Listen to me carefully, you bunch of snobs: Antony Gormley (born in 1950) is not simply a sculptor who makes casts of his own body – even if that’s probably what most of you, with your limited artistic knowledge confined to Salvador Dalí exhibitions, likely think. No, this son of the London bourgeoisie, educated at Cambridge and converted to Buddhism during an initiatory journey to India, is far more than that. He is the very embodiment of a fascinating contradiction: an intellectual aristocrat who creates art for the masses.
Let’s start with his first artistic obsession: the exploration of space through the human body. For over four decades, Gormley has transformed his own body into an experimental laboratory, a sort of organic spacecraft to explore the limits of our physical existence. His early works in lead, those empty shells cast from his body, are not merely narcissistic sculptures – as some short-sighted critics have suggested. No, they are profound meditations on existential emptiness, echoing Martin Heidegger’s concepts of being-in-the-world and the anxiety of nothingness.
Take Critical Mass II (1995): sixty cast-iron bodies, each weighing about 650 kilograms, arranged like randomly discarded corpses or aligned like soldiers standing at attention. This monumental installation is not merely a demonstration of physical strength – though the effect is undeniably striking. It’s a visceral meditation on the human condition, a contemporary memento mori that resonates with medieval ossuaries. Gormley forces us to confront our own mortality, our collective fragility, while evoking the atrocities of the 20th century. These anonymous, standardized bodies recall the victims of modern genocides as well as the alienated masses of our contemporary metropolises.
But perhaps it is in his public installations that Gormley reaches his conceptual apex. Event Horizon (2007), with its 31 silent sentinels perched on rooftops in London, then in New York, São Paulo, and Hong Kong, represents a masterful intervention in the urban fabric. These stoic figures, gazing at the horizon from their vertiginous perches, create a palpable tension between the individual and the crowd, between observer and observed.
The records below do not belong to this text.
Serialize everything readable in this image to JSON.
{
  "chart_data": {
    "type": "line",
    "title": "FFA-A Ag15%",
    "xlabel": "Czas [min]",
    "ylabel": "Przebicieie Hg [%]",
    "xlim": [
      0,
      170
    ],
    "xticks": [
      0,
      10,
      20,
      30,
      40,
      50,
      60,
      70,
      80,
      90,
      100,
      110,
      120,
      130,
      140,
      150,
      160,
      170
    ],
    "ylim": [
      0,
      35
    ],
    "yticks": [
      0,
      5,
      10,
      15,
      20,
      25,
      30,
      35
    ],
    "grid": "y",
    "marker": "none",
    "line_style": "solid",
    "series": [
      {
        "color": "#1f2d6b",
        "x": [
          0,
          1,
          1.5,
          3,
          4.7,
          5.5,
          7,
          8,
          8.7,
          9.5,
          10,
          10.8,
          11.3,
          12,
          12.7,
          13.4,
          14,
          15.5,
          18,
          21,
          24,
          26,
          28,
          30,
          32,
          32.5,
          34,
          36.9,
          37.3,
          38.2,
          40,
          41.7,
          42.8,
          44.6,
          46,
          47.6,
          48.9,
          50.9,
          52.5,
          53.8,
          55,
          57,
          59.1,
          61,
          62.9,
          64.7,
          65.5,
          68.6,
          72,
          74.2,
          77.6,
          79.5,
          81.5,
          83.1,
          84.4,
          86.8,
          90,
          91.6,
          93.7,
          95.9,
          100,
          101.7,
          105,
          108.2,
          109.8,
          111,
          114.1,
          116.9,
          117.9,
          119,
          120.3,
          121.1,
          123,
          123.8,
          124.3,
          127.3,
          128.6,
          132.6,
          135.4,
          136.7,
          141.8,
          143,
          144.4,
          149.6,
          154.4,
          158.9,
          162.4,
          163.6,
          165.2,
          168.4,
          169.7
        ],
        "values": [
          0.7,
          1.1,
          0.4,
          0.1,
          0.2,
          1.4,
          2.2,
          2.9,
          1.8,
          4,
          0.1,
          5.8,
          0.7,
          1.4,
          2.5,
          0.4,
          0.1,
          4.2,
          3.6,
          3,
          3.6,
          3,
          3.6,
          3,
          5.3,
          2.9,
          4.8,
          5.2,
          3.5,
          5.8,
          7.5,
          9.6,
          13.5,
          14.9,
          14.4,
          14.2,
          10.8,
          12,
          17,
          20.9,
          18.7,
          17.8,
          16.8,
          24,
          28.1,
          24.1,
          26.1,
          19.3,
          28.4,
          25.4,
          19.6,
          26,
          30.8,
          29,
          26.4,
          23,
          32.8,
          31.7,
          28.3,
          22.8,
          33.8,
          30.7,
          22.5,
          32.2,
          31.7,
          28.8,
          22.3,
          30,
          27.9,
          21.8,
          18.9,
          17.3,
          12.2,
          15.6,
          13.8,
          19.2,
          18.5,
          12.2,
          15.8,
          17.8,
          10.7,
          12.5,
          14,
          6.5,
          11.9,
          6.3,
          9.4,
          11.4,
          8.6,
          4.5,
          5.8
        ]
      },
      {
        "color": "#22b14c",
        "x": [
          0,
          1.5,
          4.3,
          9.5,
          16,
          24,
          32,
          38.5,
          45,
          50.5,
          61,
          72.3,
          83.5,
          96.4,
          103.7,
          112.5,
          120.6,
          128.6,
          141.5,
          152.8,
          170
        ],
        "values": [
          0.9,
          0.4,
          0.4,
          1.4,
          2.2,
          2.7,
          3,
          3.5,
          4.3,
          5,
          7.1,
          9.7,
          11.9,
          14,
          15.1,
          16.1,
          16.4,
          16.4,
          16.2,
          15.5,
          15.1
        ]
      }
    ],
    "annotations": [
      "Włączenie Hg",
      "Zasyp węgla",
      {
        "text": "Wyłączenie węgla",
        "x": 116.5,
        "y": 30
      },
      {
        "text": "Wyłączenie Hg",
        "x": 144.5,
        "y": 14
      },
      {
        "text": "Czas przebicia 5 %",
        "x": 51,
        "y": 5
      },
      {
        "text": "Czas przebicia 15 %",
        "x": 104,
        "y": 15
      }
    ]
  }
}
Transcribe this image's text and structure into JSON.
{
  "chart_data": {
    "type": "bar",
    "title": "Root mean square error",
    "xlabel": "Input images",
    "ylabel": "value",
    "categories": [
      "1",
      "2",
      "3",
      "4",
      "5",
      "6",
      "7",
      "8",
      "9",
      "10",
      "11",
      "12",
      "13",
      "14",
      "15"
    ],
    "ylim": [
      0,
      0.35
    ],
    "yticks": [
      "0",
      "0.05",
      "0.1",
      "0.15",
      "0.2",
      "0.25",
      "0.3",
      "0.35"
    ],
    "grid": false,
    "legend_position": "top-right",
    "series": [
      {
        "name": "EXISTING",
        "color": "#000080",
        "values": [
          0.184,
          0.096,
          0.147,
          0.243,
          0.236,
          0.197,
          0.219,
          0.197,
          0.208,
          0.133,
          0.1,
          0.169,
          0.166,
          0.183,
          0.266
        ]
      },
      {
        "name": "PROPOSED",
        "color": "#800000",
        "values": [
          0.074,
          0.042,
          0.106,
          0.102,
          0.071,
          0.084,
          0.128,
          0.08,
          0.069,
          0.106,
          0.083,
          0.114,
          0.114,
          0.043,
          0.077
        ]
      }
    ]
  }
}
They evoke Michel Foucault’s reflections on surveillance and power while questioning our place in the postmodern urban landscape.
In Angel of the North (1998), this colossal 20-meter-tall figure with wings spanning 54 meters, Gormley transcends mere monumentalism to create a contemporary totem. Erected on a former coal mine in Gateshead, this sculpture is not just a symbol of urban regeneration – it is a mythological presence linking the industrial past to an uncertain future. The angel, with its posture both protective and menacing, recalls Walter Benjamin’s reflections on the Angel of History, propelled toward the future while contemplating the ruins of the past.
Gormley’s second major theme, less obvious but equally fascinating, is his exploration of geometry as a universal language of the body. His more recent series, like Blockworks, transform the human anatomy into abstract architectural configurations. These cubic figures, constructed from precisely calculated steel blocks, represent a fascinating evolution of his work. They echo Le Corbusier’s theories on the Modulor while evoking the pixels of our digital era.
These geometric works are not mere stylistic exercises. They represent a bold attempt to create a new sculptural vocabulary for the Anthropocene. By reducing the human body to its essential geometric components, Gormley builds a bridge between the organic and the digital, between the artisanal and the industrial. These pixelated figures are like ghosts in the machine, souls trapped in the matrix of our technological world.
Gormley creates works that operate on multiple levels simultaneously: they are accessible to the general public while carrying profound philosophical reflection. Unlike some contemporary artists who revel in hermeticism or empty spectacle, Gormley manages to create art that speaks both to the masses and to intellectuals.
Of course, some critics – mainly those who think contemporary art ended with Andy Warhol – reproach him for a certain repetitiveness. But it’s precisely this monomaniacal obstinacy that constitutes his strength. Like Samuel Beckett with his explorations of language or Giorgio Morandi with his still lifes, Gormley relentlessly plows the same furrow, uncovering new depths each time.
Gormley’s work is, in fact, a memento vivendi rather than a memento mori – a reminder not of our mortality, but of our embodied presence in the world. In an era where we are increasingly disembodied, lost in the meanders of the virtual, his work brutally brings us back to our physical condition, to our presence in space, to our fundamental being-in-the-world.